他看着失神的我,以为我在怀疑,情急之下,一把拽过我的手,放在他的心口,“我向尊贵的昆仑神起誓,我一定不会让单于伤害你的。”
就在此时被甩下的追兵,也陆续赶到,一些留下,一些继续往前追去。
格拉将我肩头的箭拔出,简单的包扎了一下。我疼得咬的唇都青紫了,额角布满了细细的冷汗,他才发觉,木讷的问了一声,“疼?”
踹了他一下,“你试试。”
他挠挠后脑勺,“我真不知道是你。只是奉单于之命追拿叛敌而已。我怎么知道,你会有这么大的胆子,敢对单于下手。”
“我胆子有多大,你又不是第一次知道。”
他干笑两声,“你要是男的,我就拜你做兄弟。”
白了他一眼,“你做我徒弟还差不多。”
站在一旁的匈奴士兵,只是呆愣的看着一个逃犯竟对他们骁勇的右将军如此放肆无礼。
午时时分,匈奴王廷大大小小的帐篷已隐约可见。格拉这才将我从他的马上放下,命人给我带上脚镣,又将我的双手反扣绑在背后,才缓缓向前进发。

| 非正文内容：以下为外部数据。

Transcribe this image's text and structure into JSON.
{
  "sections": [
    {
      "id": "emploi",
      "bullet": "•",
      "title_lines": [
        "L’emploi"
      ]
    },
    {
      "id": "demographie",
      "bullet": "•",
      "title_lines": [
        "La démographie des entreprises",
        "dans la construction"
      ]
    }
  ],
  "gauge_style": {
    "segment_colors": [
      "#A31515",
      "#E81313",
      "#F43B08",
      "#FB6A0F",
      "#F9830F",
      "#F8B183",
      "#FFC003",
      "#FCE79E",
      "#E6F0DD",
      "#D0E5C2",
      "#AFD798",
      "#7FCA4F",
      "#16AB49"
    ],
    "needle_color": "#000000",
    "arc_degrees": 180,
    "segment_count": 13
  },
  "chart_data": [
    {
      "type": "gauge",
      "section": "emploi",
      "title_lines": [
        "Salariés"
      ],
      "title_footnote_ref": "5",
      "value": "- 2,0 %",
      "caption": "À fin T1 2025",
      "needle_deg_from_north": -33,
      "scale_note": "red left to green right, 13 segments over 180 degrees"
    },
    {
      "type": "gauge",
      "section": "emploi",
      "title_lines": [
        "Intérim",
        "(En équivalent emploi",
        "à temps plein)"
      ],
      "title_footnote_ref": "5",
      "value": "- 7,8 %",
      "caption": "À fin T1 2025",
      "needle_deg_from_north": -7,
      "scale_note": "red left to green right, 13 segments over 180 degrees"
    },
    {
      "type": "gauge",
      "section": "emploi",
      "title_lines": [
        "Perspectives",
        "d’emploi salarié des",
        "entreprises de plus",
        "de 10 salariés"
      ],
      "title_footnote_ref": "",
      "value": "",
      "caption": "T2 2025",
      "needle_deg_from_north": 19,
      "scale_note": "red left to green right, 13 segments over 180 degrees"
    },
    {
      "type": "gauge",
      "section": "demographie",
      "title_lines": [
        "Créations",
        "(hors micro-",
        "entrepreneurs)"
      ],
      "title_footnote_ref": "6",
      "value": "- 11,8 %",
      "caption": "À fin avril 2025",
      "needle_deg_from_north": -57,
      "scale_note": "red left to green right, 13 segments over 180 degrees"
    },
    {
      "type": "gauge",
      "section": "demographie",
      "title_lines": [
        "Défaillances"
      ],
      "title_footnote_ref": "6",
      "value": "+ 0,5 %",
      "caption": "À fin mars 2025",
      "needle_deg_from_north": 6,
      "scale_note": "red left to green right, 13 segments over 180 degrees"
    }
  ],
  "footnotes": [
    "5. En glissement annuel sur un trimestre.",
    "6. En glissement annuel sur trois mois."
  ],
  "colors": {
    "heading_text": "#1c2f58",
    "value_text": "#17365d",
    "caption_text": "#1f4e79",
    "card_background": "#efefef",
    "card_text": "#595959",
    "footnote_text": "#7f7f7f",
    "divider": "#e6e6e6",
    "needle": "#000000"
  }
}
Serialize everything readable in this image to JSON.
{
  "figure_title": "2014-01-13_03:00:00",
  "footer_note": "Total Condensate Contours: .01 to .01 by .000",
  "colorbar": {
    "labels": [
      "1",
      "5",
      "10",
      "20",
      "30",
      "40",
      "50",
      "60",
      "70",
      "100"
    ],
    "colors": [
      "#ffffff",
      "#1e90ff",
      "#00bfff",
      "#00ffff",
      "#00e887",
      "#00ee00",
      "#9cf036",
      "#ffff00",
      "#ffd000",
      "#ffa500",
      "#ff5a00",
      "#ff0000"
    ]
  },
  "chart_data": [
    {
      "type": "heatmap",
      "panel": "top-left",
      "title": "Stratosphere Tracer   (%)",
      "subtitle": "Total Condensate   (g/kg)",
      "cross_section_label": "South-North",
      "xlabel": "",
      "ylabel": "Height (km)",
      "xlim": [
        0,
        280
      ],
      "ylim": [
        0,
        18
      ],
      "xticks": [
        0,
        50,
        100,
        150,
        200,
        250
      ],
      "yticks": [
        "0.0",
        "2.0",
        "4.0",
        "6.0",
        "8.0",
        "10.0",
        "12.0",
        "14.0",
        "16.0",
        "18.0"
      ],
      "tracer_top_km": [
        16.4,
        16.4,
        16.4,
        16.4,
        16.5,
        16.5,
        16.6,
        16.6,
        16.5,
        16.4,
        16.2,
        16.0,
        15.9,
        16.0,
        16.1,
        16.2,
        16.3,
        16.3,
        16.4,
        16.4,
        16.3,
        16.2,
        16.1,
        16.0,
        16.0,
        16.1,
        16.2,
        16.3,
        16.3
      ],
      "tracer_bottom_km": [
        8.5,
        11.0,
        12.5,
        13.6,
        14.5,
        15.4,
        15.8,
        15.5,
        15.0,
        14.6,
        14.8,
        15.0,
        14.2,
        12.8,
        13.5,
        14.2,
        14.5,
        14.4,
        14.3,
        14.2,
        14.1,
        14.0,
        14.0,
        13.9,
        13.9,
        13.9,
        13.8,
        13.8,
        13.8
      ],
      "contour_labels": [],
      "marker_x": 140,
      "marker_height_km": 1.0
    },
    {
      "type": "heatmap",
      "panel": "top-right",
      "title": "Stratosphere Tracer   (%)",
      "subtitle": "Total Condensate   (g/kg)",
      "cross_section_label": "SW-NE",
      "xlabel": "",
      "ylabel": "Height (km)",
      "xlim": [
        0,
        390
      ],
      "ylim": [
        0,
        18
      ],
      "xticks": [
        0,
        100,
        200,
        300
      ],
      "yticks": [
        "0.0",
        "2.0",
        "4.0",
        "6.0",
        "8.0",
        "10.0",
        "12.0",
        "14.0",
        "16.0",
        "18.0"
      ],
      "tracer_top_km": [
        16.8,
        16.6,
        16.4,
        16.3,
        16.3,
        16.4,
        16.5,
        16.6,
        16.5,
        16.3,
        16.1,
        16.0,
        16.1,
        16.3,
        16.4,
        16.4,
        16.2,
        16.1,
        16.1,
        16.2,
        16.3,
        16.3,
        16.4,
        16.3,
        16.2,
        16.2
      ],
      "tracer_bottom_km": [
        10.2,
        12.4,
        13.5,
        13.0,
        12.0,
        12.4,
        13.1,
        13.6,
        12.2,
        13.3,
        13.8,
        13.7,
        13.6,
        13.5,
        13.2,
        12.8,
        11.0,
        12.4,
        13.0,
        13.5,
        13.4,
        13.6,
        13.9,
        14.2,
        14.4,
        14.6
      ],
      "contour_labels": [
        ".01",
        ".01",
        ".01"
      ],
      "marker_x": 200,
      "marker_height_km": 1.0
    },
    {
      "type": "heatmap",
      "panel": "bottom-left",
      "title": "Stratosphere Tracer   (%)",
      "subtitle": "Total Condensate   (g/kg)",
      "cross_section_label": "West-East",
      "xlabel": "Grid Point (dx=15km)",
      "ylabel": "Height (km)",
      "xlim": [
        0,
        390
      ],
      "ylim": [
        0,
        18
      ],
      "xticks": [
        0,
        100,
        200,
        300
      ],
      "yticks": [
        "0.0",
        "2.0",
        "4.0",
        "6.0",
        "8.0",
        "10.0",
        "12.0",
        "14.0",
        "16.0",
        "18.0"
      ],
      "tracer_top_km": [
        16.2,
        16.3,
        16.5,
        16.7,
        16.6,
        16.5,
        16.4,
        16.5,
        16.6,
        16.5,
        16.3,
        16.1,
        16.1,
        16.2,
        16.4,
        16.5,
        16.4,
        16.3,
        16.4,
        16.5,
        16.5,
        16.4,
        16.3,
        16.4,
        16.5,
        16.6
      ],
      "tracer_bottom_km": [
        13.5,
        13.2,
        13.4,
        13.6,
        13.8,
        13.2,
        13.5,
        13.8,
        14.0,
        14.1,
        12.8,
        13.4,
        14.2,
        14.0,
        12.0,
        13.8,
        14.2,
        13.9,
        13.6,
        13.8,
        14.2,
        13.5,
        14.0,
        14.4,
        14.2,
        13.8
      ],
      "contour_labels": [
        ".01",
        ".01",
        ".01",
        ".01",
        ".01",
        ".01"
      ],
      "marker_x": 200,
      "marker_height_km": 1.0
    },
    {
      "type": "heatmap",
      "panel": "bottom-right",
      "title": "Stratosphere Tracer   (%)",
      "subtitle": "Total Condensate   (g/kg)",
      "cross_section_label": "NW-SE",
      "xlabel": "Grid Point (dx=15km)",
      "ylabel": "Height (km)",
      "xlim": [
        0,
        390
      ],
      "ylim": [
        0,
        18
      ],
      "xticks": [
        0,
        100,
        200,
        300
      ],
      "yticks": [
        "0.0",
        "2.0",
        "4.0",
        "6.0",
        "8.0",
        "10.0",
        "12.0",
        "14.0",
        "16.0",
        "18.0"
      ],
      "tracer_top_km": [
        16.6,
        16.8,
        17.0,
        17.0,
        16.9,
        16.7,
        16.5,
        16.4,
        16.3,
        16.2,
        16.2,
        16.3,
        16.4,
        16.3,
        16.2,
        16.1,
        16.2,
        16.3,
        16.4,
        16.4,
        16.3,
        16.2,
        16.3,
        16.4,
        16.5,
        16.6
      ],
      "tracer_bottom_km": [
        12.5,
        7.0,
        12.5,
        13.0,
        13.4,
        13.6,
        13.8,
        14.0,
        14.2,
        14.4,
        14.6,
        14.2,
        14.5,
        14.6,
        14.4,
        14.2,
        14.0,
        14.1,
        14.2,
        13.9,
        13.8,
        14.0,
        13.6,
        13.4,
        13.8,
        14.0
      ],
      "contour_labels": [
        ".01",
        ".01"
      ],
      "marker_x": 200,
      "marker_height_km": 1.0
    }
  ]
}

踏着脚下的柔软,风从忽贝烈湖上吹来,撩动着散落的长发,不远处,如雪的羊群正悠然的汲水,只有偶尔几个挥动着明晃晃的马刀在草地上奔驰的骑兵让人知道,这样的画里也有鲜血和杀戮。
张骞,一路走好,我能做的,也只有这些了。
行至伊稚邪帐营,贝察尔早已等候在外。两个护从立刻更换了押送我的格拉手下的兵士。贝察尔冲格拉点点头,“辛苦右将军了。”
说完,就示意带我进去。格拉也想跟着进,却被贝察尔拦住,“右将军,回去休息吧,单于要单独见人犯。”